Did you vote in this election? I hope so, no matter who you voted for. That’s the beauty of democracy. You can vote for anyone you want, even writing in a name if you like.
This election has garnered a lot more interest than normal, and, in my opinion, raised a lot of negativity. Mud-slinging by everyone involved is not my idea of how an election should go. But apparently, that’s just me, as the mud is several feet deep in both camps.
Our family has always felt it was important to vote and rarely does one of us miss the opportunity. I was two days home from surgery and the hospital the last time I didn’t vote. If someone had been home to drive me, I probably would have managed it.
Daughter Dana managed to vote Tuesday also, despite a broken ankle.
I keep telling her I’m not laughing about her ankle. I know how bad it hurts and how she feels totally helpless.
Monday, she was sure that she needed to be in the hospital on massive painkillers. Tuesday, as granddaughter Remy and I helped her painfully to the car at 7 a.m. so we could go vote, she said it was better. We still had to take a rolling walker with seat, and crutches.

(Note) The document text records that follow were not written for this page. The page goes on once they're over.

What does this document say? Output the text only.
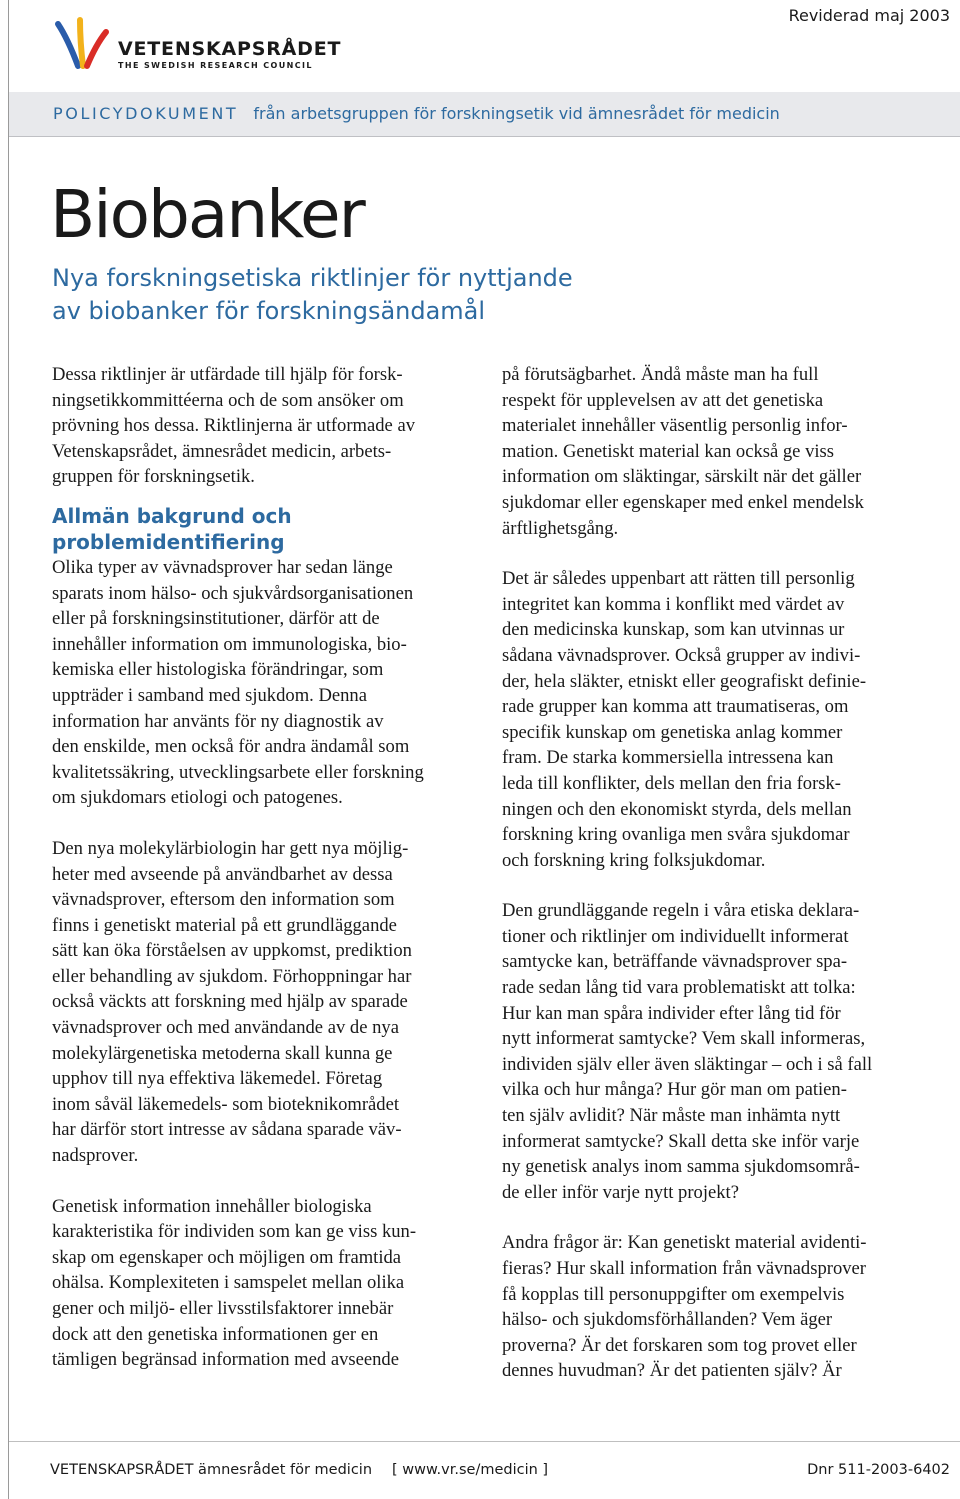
VETENSKAPSRÅDET
THE SWEDISH RESEARCH COUNCIL
Reviderad maj 2003
POLICYDOKUMENT från arbetsgruppen för forskningsetik vid ämnesrådet för medicin
Biobanker
Nya forskningsetiska riktlinjer för nyttjande
av biobanker för forskningsändamål

Dessa riktlinjer är utfärdade till hjälp för forsk-
ningsetikkommittéerna och de som ansöker om
prövning hos dessa. Riktlinjerna är utformade av
Vetenskapsrådet, ämnesrådet medicin, arbets-
gruppen för forskningsetik.

Allmän bakgrund och
problemidentifiering

Olika typer av vävnadsprover har sedan länge
sparats inom hälso- och sjukvårdsorganisationen
eller på forskningsinstitutioner, därför att de
innehåller information om immunologiska, bio-
kemiska eller histologiska förändringar, som
uppträder i samband med sjukdom. Denna
information har använts för ny diagnostik av
den enskilde, men också för andra ändamål som
kvalitetssäkring, utvecklingsarbete eller forskning
om sjukdomars etiologi och patogenes.

Den nya molekylärbiologin har gett nya möjlig-
heter med avseende på användbarhet av dessa
vävnadsprover, eftersom den information som
finns i genetiskt material på ett grundläggande
sätt kan öka förståelsen av uppkomst, prediktion
eller behandling av sjukdom. Förhoppningar har
också väckts att forskning med hjälp av sparade
vävnadsprover och med användande av de nya
molekylärgenetiska metoderna skall kunna ge
upphov till nya effektiva läkemedel. Företag
inom såväl läkemedels- som bioteknikområdet
har därför stort intresse av sådana sparade väv-
nadsprover.

Genetisk information innehåller biologiska
karakteristika för individen som kan ge viss kun-
skap om egenskaper och möjligen om framtida
ohälsa. Komplexiteten i samspelet mellan olika
gener och miljö- eller livsstilsfaktorer innebär
dock att den genetiska informationen ger en
tämligen begränsad information med avseende

på förutsägbarhet. Ändå måste man ha full
respekt för upplevelsen av att det genetiska
materialet innehåller väsentlig personlig infor-
mation. Genetiskt material kan också ge viss
information om släktingar, särskilt när det gäller
sjukdomar eller egenskaper med enkel mendelsk
ärftlighetsgång.

Det är således uppenbart att rätten till personlig
integritet kan komma i konflikt med värdet av
den medicinska kunskap, som kan utvinnas ur
sådana vävnadsprover. Också grupper av indivi-
der, hela släkter, etniskt eller geografiskt definie-
rade grupper kan komma att traumatiseras, om
specifik kunskap om genetiska anlag kommer
fram. De starka kommersiella intressena kan
leda till konflikter, dels mellan den fria forsk-
ningen och den ekonomiskt styrda, dels mellan
forskning kring ovanliga men svåra sjukdomar
och forskning kring folksjukdomar.

Den grundläggande regeln i våra etiska deklara-
tioner och riktlinjer om individuellt informerat
samtycke kan, beträffande vävnadsprover spa-
rade sedan lång tid vara problematiskt att tolka:
Hur kan man spåra individer efter lång tid för
nytt informerat samtycke? Vem skall informeras,
individen själv eller även släktingar – och i så fall
vilka och hur många? Hur gör man om patien-
ten själv avlidit? När måste man inhämta nytt
informerat samtycke? Skall detta ske inför varje
ny genetisk analys inom samma sjukdomsområ-
de eller inför varje nytt projekt?

Andra frågor är: Kan genetiskt material avidenti-
fieras? Hur skall information från vävnadsprover
få kopplas till personuppgifter om exempelvis
hälso- och sjukdomsförhållanden? Vem äger
proverna? Är det forskaren som tog provet eller
dennes huvudman? Är det patienten själv? Är

VETENSKAPSRÅDET ämnesrådet för medicin [ www.vr.se/medicin ]	Dnr 511-2003-6402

She’s not talented with the crutches. She told me she fell down about three or four times Monday. She had to go to the ortho doctor Monday from her emergency room visit, and Tuesday, she went back to her ortho doctor she’s gone to for a long time. Ever since both granddaughters broke their collar bones, in fact.
I’m not laughing I promise! But her tale of woe is actually quite funny.
She spends a lot of time loudly telling Remy to pick her socks up off the floor. They have two kittens who love to drag the socks all over the house.
Dana stepped on one of the errant socks and slid. She did not fall, but she did hear a “pop.” Guess what that was.
She texted me early Sunday morning to see if I’d take her to the ER. I would and did and, of course, that pop was the bone breaking.
And yet, we managed to get her piled in and out of the car so we could go vote.
Women fought for the right to vote from 1890 until 1920. I hope you all used your right to vote Tuesday!